Le constat est sans détour, la voix experte, et le ton acerbe. Ce week-end à Nîmes, Patrick Mouratoglou, figure de proue du coaching mondial, ancien mentor de Serena Williams, n’a pas mâché ses mots. Interrogé sur les difficultés historiques du tennis français à briller sur la scène internationale, le technicien révèle une faille bien plus profonde que les statistiques : une faille mentale, culturelle, presque identitaire.
Une mentalité française sous examen
« J’aime profondément la culture française, mais je déteste la mentalité française. » Par ces mots, Patrick Mouratoglou lance un pavé dans la mare (source : DailySports.fr). Pour lui, l’ambition en France est trop souvent associée à de l’arrogance.

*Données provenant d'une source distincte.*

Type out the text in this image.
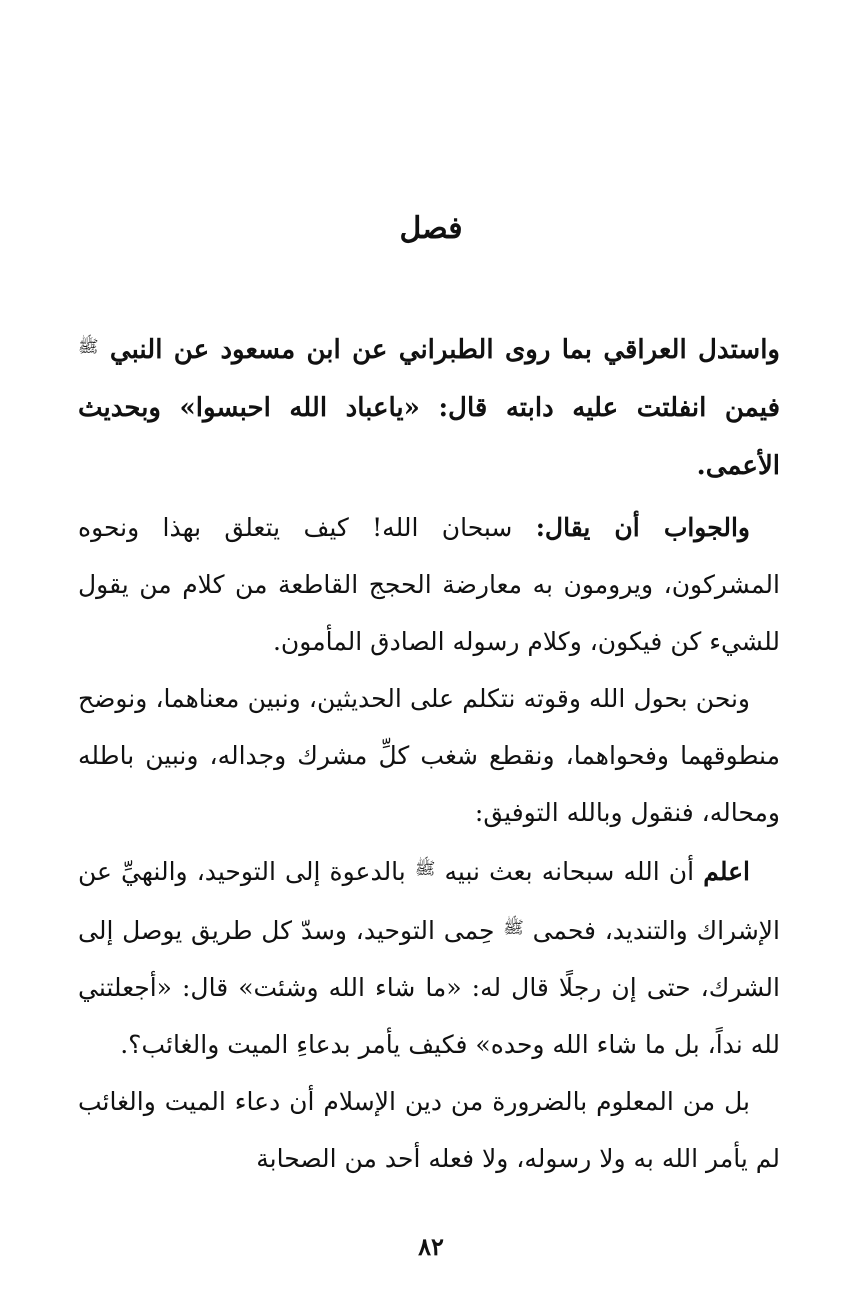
فصل

واستدل العراقي بما روى الطبراني عن ابن مسعود عن النبي $^ﷺ$ فيمن انفلتت عليه دابته قال: «ياعباد الله احبسوا» وبحديث الأعمى.

والجواب أن يقال: سبحان الله! كيف يتعلق بهذا ونحوه المشركون، ويرومون به معارضة الحجج القاطعة من كلام من يقول للشيء كن فيكون، وكلام رسوله الصادق المأمون.

ونحن بحول الله وقوته نتكلم على الحديثين، ونبين معناهما، ونوضح منطوقهما وفحواهما، ونقطع شغب كلِّ مشرك وجداله، ونبين باطله ومحاله، فنقول وبالله التوفيق:

اعلم أن الله سبحانه بعث نبيه $^ﷺ$ بالدعوة إلى التوحيد، والنهيِّ عن الإشراك والتنديد، فحمى $^ﷺ$ حِمى التوحيد، وسدّ كل طريق يوصل إلى الشرك، حتى إن رجلًا قال له: «ما شاء الله وشئت» قال: «أجعلتني لله نداً، بل ما شاء الله وحده» فكيف يأمر بدعاءِ الميت والغائب؟.

بل من المعلوم بالضرورة من دين الإسلام أن دعاء الميت والغائب لم يأمر الله به ولا رسوله، ولا فعله أحد من الصحابة

٨٢
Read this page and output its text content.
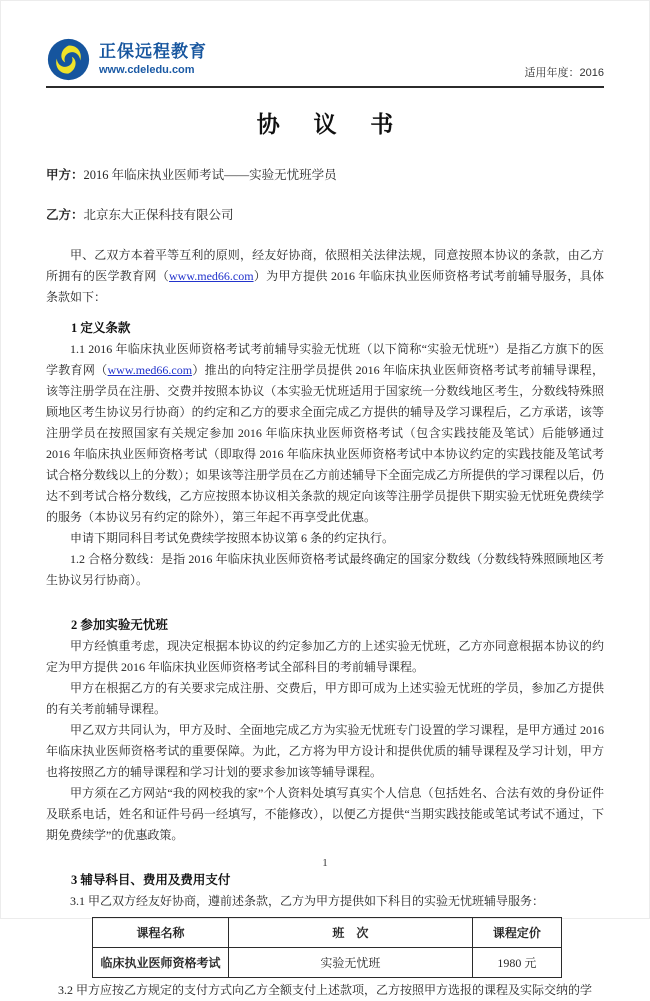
正保远程教育
www.cdeledu.com	适用年度：2016
协 议 书
甲方：2016 年临床执业医师考试——实验无忧班学员
乙方：北京东大正保科技有限公司

甲、乙双方本着平等互利的原则，经友好协商，依照相关法律法规，同意按照本协议的条款，由乙方所拥有的医学教育网（www.med66.com）为甲方提供 2016 年临床执业医师资格考试考前辅导服务，具体条款如下：

1 定义条款

1.1 2016 年临床执业医师资格考试考前辅导实验无忧班（以下简称“实验无忧班”）是指乙方旗下的医学教育网（www.med66.com）推出的向特定注册学员提供 2016 年临床执业医师资格考试考前辅导课程，该等注册学员在注册、交费并按照本协议（本实验无忧班适用于国家统一分数线地区考生，分数线特殊照顾地区考生协议另行协商）的约定和乙方的要求全面完成乙方提供的辅导及学习课程后，乙方承诺，该等注册学员在按照国家有关规定参加 2016 年临床执业医师资格考试（包含实践技能及笔试）后能够通过 2016 年临床执业医师资格考试（即取得 2016 年临床执业医师资格考试中本协议约定的实践技能及笔试考试合格分数线以上的分数）；如果该等注册学员在乙方前述辅导下全面完成乙方所提供的学习课程以后，仍达不到考试合格分数线，乙方应按照本协议相关条款的规定向该等注册学员提供下期实验无忧班免费续学的服务（本协议另有约定的除外），第三年起不再享受此优惠。

申请下期同科目考试免费续学按照本协议第 6 条的约定执行。

1.2 合格分数线：是指 2016 年临床执业医师资格考试最终确定的国家分数线（分数线特殊照顾地区考生协议另行协商）。

2 参加实验无忧班

甲方经慎重考虑，现决定根据本协议的约定参加乙方的上述实验无忧班，乙方亦同意根据本协议的约定为甲方提供 2016 年临床执业医师资格考试全部科目的考前辅导课程。

甲方在根据乙方的有关要求完成注册、交费后，甲方即可成为上述实验无忧班的学员，参加乙方提供的有关考前辅导课程。

甲乙双方共同认为，甲方及时、全面地完成乙方为实验无忧班专门设置的学习课程，是甲方通过 2016 年临床执业医师资格考试的重要保障。为此，乙方将为甲方设计和提供优质的辅导课程及学习计划，甲方也将按照乙方的辅导课程和学习计划的要求参加该等辅导课程。

甲方须在乙方网站“我的网校我的家”个人资料处填写真实个人信息（包括姓名、合法有效的身份证件及联系电话，姓名和证件号码一经填写，不能修改），以便乙方提供“当期实践技能或笔试考试不通过，下期免费续学”的优惠政策。

3 辅导科目、费用及费用支付

3.1 甲乙双方经友好协商，遵前述条款，乙方为甲方提供如下科目的实验无忧班辅导服务：

课程名称	班　次	课程定价
临床执业医师资格考试	实验无忧班	1980 元

3.2 甲方应按乙方规定的支付方式向乙方全额支付上述款项，乙方按照甲方选报的课程及实际交纳的学

1
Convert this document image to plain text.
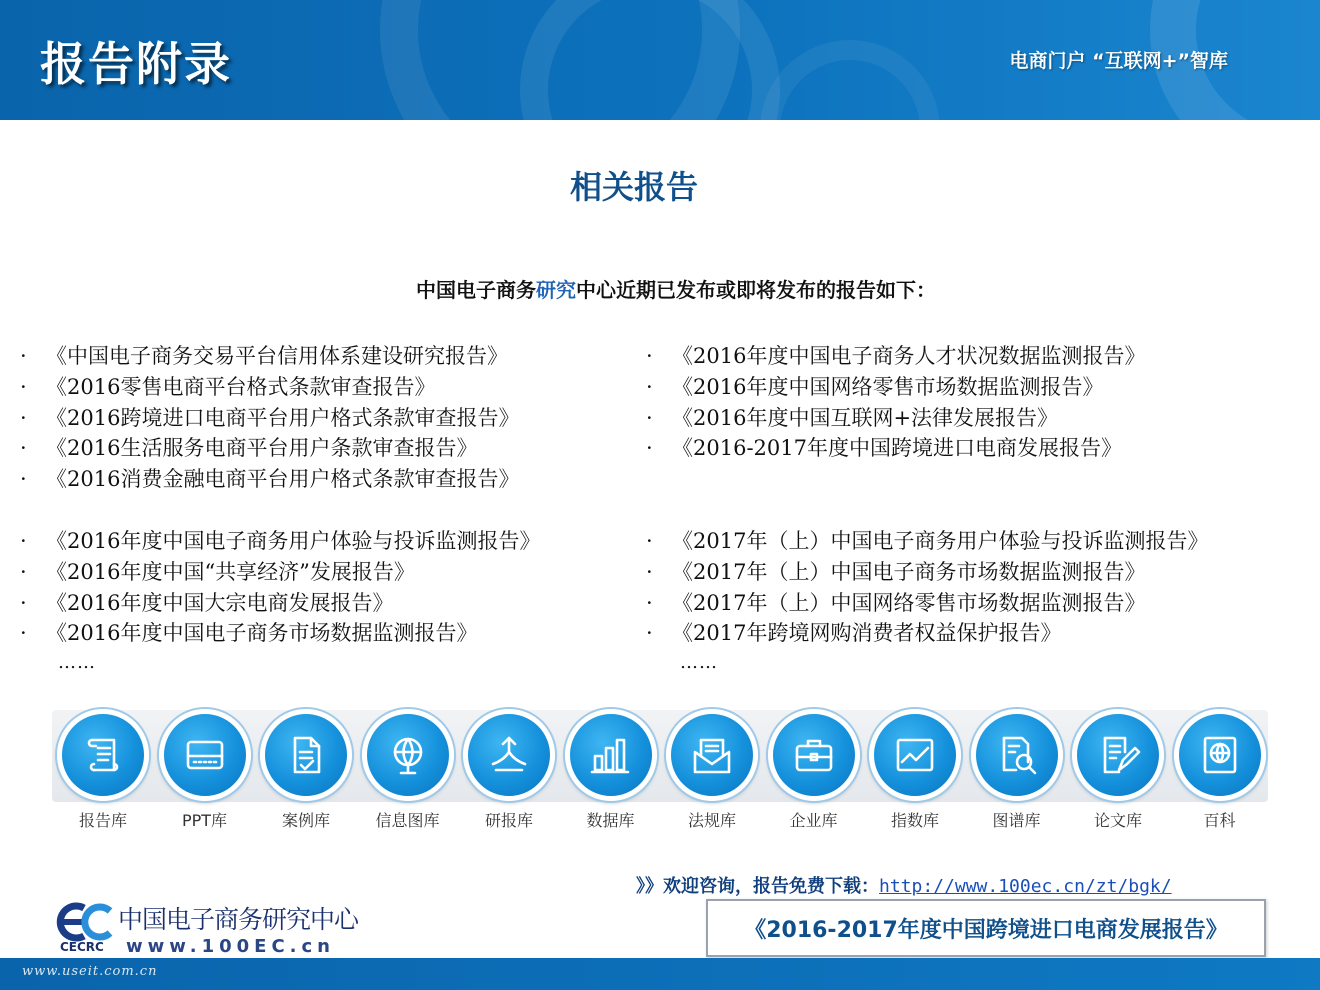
报告附录	电商门户 “互联网+”智库
相关报告
中国电子商务研究中心近期已发布或即将发布的报告如下：
· 《中国电子商务交易平台信用体系建设研究报告》
· 《2016零售电商平台格式条款审查报告》
· 《2016跨境进口电商平台用户格式条款审查报告》
· 《2016生活服务电商平台用户条款审查报告》
· 《2016消费金融电商平台用户格式条款审查报告》
· 《2016年度中国电子商务人才状况数据监测报告》
· 《2016年度中国网络零售市场数据监测报告》
· 《2016年度中国互联网+法律发展报告》
· 《2016-2017年度中国跨境进口电商发展报告》
· 《2016年度中国电子商务用户体验与投诉监测报告》
· 《2016年度中国“共享经济”发展报告》
· 《2016年度中国大宗电商发展报告》
· 《2016年度中国电子商务市场数据监测报告》
· 《2017年（上）中国电子商务用户体验与投诉监测报告》
· 《2017年（上）中国电子商务市场数据监测报告》
· 《2017年（上）中国网络零售市场数据监测报告》
· 《2017年跨境网购消费者权益保护报告》
……	……
报告库	PPT库	案例库	信息图库	研报库	数据库	法规库	企业库	指数库	图谱库	论文库	百科
》》欢迎咨询，报告免费下载：http://www.100ec.cn/zt/bgk/
中国电子商务研究中心
CECRC www.100EC.cn
《2016-2017年度中国跨境进口电商发展报告》
www.useit.com.cn
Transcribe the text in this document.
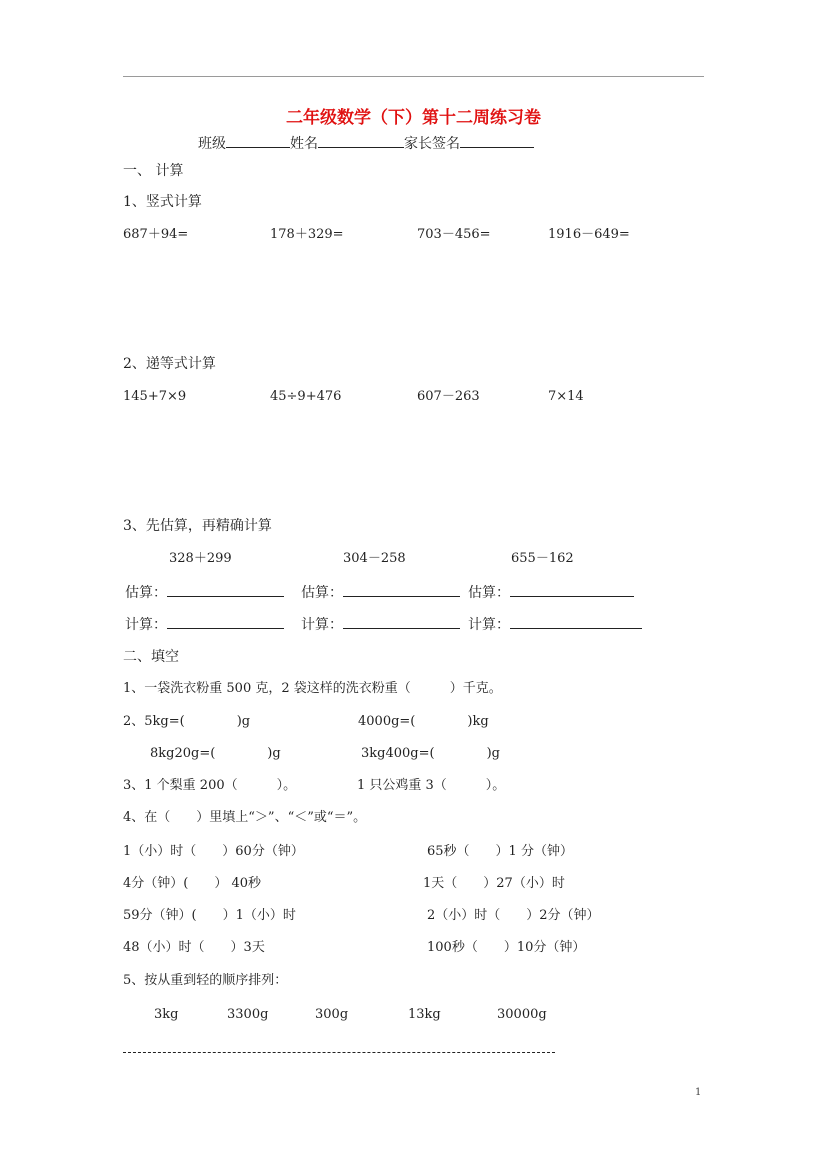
二年级数学（下）第十二周练习卷
班级	姓名	家长签名
一、 计算
1、竖式计算
687＋94=	178＋329=	703－456=	1916－649=
2、递等式计算
145+7×9	45÷9+476	607－263	7×14
3、先估算，再精确计算
328＋299	304－258	655－162
估算：	估算：	估算：
计算：	计算：	计算：
二、填空
1、一袋洗衣粉重 500 克，2 袋这样的洗衣粉重（　　　）千克。
2、5kg=(　　　　)g	4000g=(　　　　)kg
8kg20g=(　　　　)g	3kg400g=(　　　　)g
3、1 个梨重 200（　　　）。	1 只公鸡重 3（　　　）。
4、在（　　）里填上“＞”、“＜”或“＝”。
1（小）时（　　）60分（钟）	65秒（　　）1 分（钟）
4分（钟）(　　） 40秒	1天（　　）27（小）时
59分（钟）(　　）1（小）时	2（小）时（　　）2分（钟）
48（小）时（　　）3天	100秒（　　）10分（钟）
5、按从重到轻的顺序排列：
3kg	3300g	300g	13kg	30000g
1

Le succès ? Vu comme un signe d’opportunisme ou de trahison sociale.
Le coach franco-grec oppose cette réalité à celle qu’il a connue aux États-Unis, pays des champions où chaque victoire est vue comme une référence, et à la Serbie, où les jeunes veulent « tout casser ». Là-bas, dirait-on, la rage de vaincre est un moteur collectif. Ici, elle est un carburant qu’on juge facilement trop volatile.
Ce diagnostic n’étonnera guère les observateurs du circuit ATP, qui constatent depuis des décennies un paradoxe typiquement français : un vivier de talents immense, mais des résultats en Grand Chelem qui stagnent depuis l’époque de Yannick Noah (vainqueur à Roland-Garros en 1983). Aucun joueur tricolore n’a remporté de Majeur depuis. L’écart entre talent brut et accomplissement demeure considérable.
Vers un renouveau ? João Fonseca et Arthur Fils dans la lumière
Pourtant, le patron de l’Académie Mouratoglou entrevoit une lueur d’espoir. Il place ses espoirs dans la nouvelle génération, incarnée notamment par João Fonseca et Arthur Fils. « C’est celui qui a le plus gros potentiel de tous », affirme-t-il au sujet du Brésilien Fonseca. Quant à Arthur Fils, sa solidité mentale l’a bluffé. Pour Mouratoglou, ce type de profil casse les codes traditionnels français : sans complexe, déterminé, axé sur la victoire plus que sur la forme.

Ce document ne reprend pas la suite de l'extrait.